Mooresville and Davidson plan to sell the Continuum Communication System for $80 million, according to documents released Friday.
Commissioners from both towns on Tuesday will consider whether to put a referendum on the proposed sale on the November ballot.
The $80 million price is included in documents accompanying the Davidson Town Board’s agenda for its Tuesday meeting.
The potential buyer is not disclosed.
The towns created what was then called MI Connection when it bought the local remnants of the bankrupt Adelphia Cable in 1992.
Adopting a 70-30 split of financial responsibilities, the towns eventually borrowed $92 million for the acquisition and subsequent deal adjustments. The name was changed to Continuum in 2017.
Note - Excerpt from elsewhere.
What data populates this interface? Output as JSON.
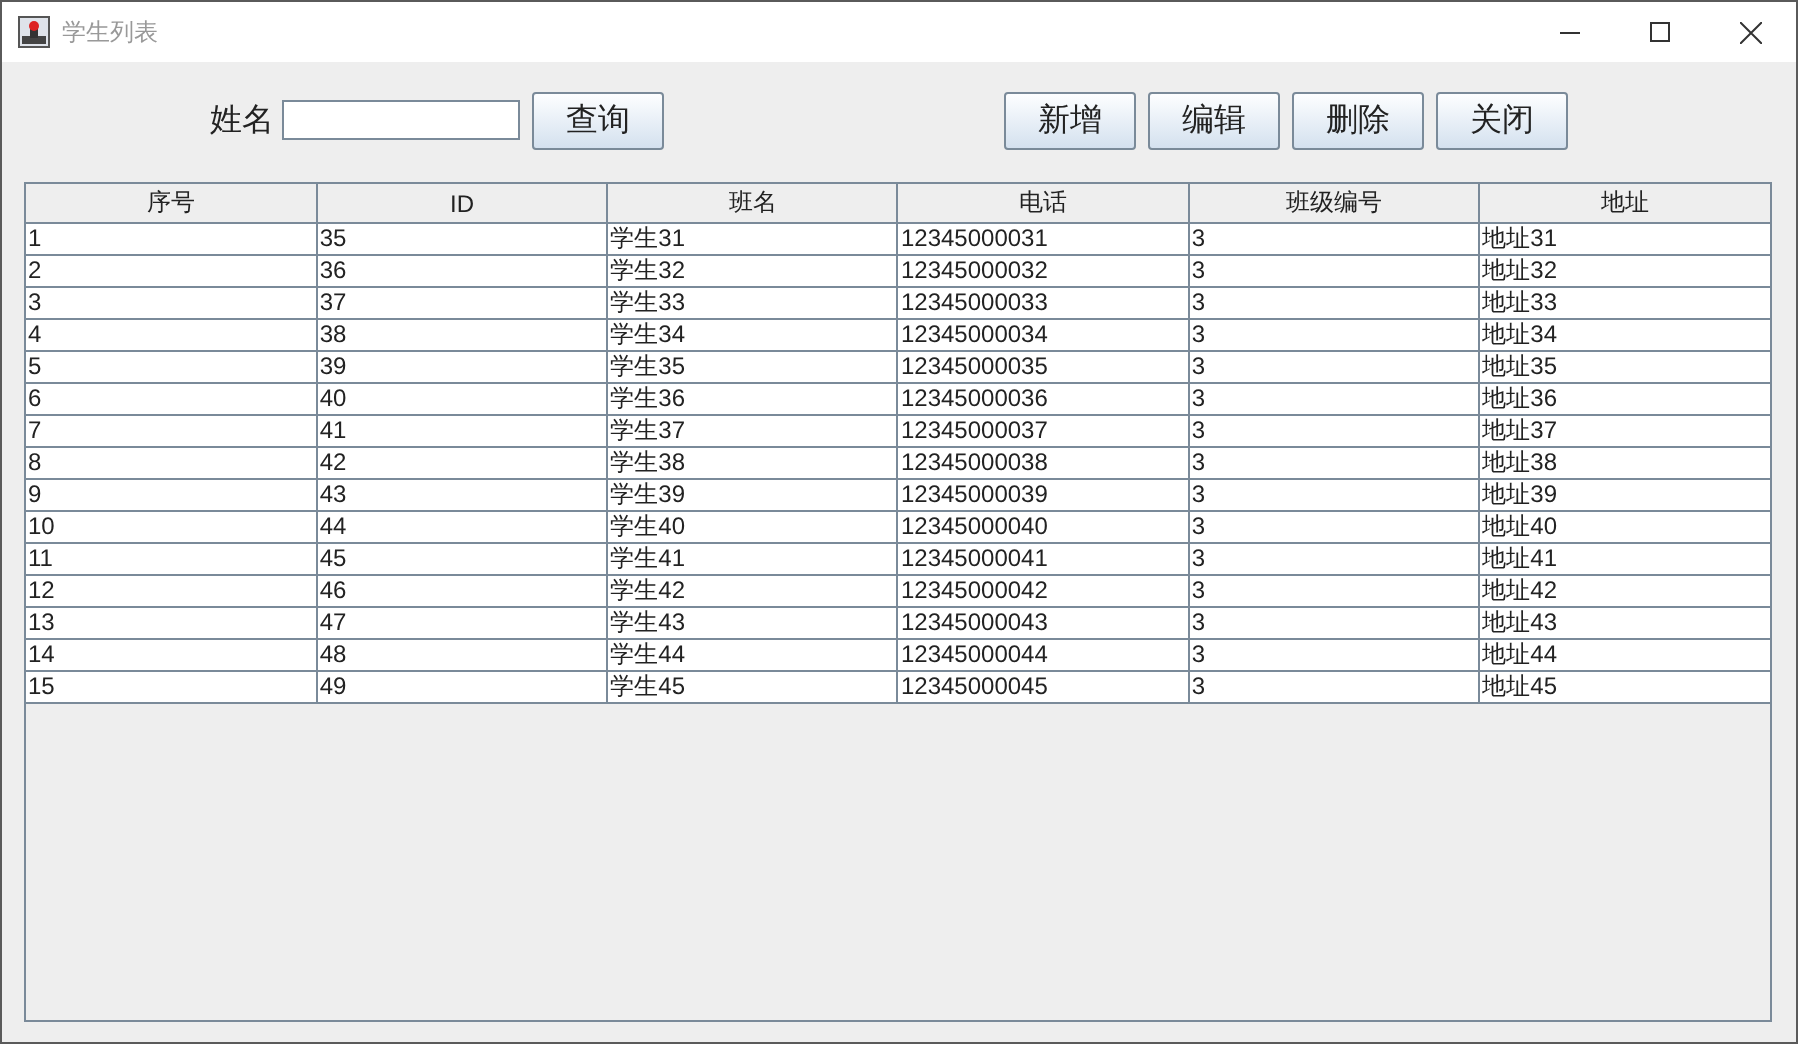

In 2013, the town’s adjusted their agreement, allowing Davidson to make annual payments of $1 million instead of 30 percent of the debt, with the understanding Mooresville would be reimbursed for the outstanding difference as part of a future settlement.
A summary provided in March indicated that as of early this year, Davidson had spent about $12 million and Mooresville $28 million to finance ownership of the company.
From the outset, the acquisition of the cable company was controversial. In Mooresville in 2007, commissioners deadlocked 3-3 on the final vote. Mayor Bill Thunberg cast the deciding vote in favor of the purchase and that action was cited as a reason Thunberg lost a subsequent bid for a new term.
In Davidson, the town’s ownership role in Continuum debt and the annual $1 million obligation – about 8 percent of Davidson’s $12.6 million 2019-20 operational budget – have been regular topics of debate and criticism, especially during municipal budget and capital expenditure discussions.